Sample selection bias and logistic regression I am struggling with possible sample selection bias at the moment, and I was wondering whether someone has a methodological tip or possibly knows of fancy statistical/econometric tools I could use to solve this issue.
The context is as follows: I am studying the effects of cultural risk attitudes on the engagement in some risky behaviour. To do so, I am developing a logistic regression model using various socioeconomic characteristics of immigrants in a country and their countries of origin. The focus on immigrants in the same country is needed to isolate purely cultural effects from institutional and economic factors (which is why we do not simply employ a panel-data analysis of different countries). However, (economic) immigrants are known to be less risk averse than their cultural counterparts in their motherland. Leading to a self-selection into our sample. This could bias the estimated cultural effect upwards when naively applying logistic regression.
The main problem I have is the following. Suppose we had data on both the immigrants as well as the people who decided to not emigrate, then we could employ a tobit like regression model to take this self-selection effect into account. Sadly we have no observations about the people who stay home so this is no option.

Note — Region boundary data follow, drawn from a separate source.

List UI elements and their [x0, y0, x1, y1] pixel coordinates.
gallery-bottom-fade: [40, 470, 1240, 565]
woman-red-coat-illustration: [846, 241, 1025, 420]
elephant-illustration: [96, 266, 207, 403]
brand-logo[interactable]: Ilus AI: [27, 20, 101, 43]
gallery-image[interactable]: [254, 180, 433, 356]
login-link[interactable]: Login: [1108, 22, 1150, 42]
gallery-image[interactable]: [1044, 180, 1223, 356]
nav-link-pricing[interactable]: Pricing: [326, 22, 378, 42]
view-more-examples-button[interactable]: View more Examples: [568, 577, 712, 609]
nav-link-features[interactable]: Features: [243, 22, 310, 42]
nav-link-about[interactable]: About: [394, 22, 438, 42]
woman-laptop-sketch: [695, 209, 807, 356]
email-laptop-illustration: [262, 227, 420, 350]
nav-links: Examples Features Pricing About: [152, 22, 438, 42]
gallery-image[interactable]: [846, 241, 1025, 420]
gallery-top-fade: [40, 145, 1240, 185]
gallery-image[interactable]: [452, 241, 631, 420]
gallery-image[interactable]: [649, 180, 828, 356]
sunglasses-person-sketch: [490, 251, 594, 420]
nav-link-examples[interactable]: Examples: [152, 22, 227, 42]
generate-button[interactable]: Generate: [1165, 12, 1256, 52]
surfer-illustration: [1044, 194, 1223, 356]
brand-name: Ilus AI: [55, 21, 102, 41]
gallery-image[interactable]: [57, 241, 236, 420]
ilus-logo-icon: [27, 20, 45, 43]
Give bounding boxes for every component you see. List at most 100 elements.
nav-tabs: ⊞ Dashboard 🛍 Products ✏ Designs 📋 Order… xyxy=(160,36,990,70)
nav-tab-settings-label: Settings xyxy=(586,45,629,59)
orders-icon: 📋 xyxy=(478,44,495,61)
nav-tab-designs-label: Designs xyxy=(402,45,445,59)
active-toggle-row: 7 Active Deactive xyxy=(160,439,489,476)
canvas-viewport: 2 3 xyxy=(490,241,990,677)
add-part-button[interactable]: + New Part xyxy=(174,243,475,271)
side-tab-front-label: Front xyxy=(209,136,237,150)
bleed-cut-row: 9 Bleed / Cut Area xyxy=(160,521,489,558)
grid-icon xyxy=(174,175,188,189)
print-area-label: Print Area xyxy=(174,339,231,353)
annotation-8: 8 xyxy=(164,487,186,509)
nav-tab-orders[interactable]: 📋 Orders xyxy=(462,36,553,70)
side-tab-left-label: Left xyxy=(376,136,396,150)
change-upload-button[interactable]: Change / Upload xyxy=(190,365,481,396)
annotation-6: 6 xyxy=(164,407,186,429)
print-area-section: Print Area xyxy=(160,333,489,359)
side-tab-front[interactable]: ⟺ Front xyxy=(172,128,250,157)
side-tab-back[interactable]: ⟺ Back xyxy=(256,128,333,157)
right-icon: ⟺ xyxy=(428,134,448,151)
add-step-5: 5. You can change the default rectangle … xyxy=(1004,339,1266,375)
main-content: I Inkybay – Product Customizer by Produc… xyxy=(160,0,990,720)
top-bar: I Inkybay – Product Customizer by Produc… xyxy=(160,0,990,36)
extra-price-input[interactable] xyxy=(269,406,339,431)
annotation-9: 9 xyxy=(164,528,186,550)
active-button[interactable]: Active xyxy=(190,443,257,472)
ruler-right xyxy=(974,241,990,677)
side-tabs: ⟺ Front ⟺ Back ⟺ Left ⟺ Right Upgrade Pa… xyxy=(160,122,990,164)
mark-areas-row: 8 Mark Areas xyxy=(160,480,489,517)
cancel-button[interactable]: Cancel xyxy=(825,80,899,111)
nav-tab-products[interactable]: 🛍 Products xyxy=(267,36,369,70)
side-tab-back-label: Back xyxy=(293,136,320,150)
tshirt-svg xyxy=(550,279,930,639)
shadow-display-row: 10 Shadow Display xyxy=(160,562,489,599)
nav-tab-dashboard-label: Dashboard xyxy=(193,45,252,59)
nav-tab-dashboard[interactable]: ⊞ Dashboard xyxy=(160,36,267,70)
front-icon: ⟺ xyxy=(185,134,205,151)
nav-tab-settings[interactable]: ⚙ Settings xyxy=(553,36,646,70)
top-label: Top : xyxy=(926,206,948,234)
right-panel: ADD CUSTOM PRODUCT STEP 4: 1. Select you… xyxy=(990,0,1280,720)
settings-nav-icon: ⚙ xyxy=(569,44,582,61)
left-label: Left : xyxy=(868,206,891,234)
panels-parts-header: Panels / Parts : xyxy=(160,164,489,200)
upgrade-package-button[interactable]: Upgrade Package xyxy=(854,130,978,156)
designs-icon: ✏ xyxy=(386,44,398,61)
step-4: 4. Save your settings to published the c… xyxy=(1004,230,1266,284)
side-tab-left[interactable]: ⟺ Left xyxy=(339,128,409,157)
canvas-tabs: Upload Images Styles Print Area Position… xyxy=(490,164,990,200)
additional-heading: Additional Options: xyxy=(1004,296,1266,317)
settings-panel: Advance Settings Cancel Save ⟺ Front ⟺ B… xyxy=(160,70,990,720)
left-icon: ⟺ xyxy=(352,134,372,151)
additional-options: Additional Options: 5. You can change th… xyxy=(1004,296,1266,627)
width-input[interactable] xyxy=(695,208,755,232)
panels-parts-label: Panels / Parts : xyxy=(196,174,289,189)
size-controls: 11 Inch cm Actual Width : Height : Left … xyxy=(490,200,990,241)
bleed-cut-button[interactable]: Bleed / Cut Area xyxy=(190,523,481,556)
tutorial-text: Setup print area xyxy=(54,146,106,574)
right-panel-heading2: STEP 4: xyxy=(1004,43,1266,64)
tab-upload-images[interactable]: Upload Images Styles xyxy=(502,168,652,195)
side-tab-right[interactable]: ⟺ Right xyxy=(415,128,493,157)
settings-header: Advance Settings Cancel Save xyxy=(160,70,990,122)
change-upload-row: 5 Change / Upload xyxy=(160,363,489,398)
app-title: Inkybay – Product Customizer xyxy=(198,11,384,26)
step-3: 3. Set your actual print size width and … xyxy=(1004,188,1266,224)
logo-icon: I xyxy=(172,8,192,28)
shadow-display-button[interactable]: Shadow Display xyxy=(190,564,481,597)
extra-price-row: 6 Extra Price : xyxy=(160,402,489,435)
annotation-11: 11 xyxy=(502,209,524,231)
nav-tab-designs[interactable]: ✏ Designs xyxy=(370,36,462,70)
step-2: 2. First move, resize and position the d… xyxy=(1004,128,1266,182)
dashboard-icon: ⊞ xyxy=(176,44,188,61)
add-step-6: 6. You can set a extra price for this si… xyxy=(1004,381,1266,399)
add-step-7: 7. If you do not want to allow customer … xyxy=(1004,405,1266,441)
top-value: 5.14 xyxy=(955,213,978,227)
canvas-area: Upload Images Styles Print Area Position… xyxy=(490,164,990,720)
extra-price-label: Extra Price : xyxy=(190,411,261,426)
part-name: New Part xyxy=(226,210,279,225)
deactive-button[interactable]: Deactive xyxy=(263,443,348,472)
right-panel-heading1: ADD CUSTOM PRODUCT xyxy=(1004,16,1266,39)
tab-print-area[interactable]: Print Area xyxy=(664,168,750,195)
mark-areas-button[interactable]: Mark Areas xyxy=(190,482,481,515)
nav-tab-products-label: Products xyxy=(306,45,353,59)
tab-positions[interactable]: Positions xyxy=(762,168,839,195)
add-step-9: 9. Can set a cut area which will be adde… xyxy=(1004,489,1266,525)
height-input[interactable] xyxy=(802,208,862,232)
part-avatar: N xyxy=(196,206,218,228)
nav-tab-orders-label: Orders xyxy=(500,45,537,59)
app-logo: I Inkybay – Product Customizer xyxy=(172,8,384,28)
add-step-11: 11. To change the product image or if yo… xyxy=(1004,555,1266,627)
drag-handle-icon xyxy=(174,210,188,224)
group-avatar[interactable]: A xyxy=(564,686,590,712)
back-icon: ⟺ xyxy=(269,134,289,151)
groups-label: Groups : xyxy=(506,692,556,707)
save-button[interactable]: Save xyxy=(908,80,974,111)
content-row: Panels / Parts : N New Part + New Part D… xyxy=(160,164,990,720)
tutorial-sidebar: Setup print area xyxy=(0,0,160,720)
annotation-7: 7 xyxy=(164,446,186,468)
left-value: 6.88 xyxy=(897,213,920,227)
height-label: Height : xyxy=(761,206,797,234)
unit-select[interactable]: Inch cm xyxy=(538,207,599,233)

We also have no data on reasons of migration, so we are unable to filter economic migrants out of our sample.
Any help or tips would be greatly appreciated!
 A: Welcome, Pokemonfan! 
Are you able to make your conclusions conditional on the self-selection bias implied by emigration and acknowledge that generalization beyond that context is speculative, but not wholly without merit? If so, then there is nothing to worry about. 
If you require the ability to generalize beyond the immigrant subgroup of a country, then you certainly would need data from non-emigrants. If you can't get the most relevant data, you might try to correlated behaviors through some intermediate variables that couple "cultural risk attitudes" to observables like fraction of assets in stocks vs. riskless investments or mean-time in a job or entrepreneurial rates (new business account openings per 1000), but then you would need to have that data from the home country. Likewise, if you could correlate through immigrants from another country whose non-emigree data is available, then that could be a pathway from observables here to observables there. If the correlations are weak as often happens in the social science, and if you need a chain of such weak correlations, then you are probably better off by amending your analysis with the dependent clause given that they came to America.
How is a limiting conditional statement still worthwhile? Conditional statements are better received by reviewers than unconditional ones, and that speculative generalizations of conditional statements are perfectly employable as Bayesian priors . . . conditional on the assumption that no better priors exist, naturally.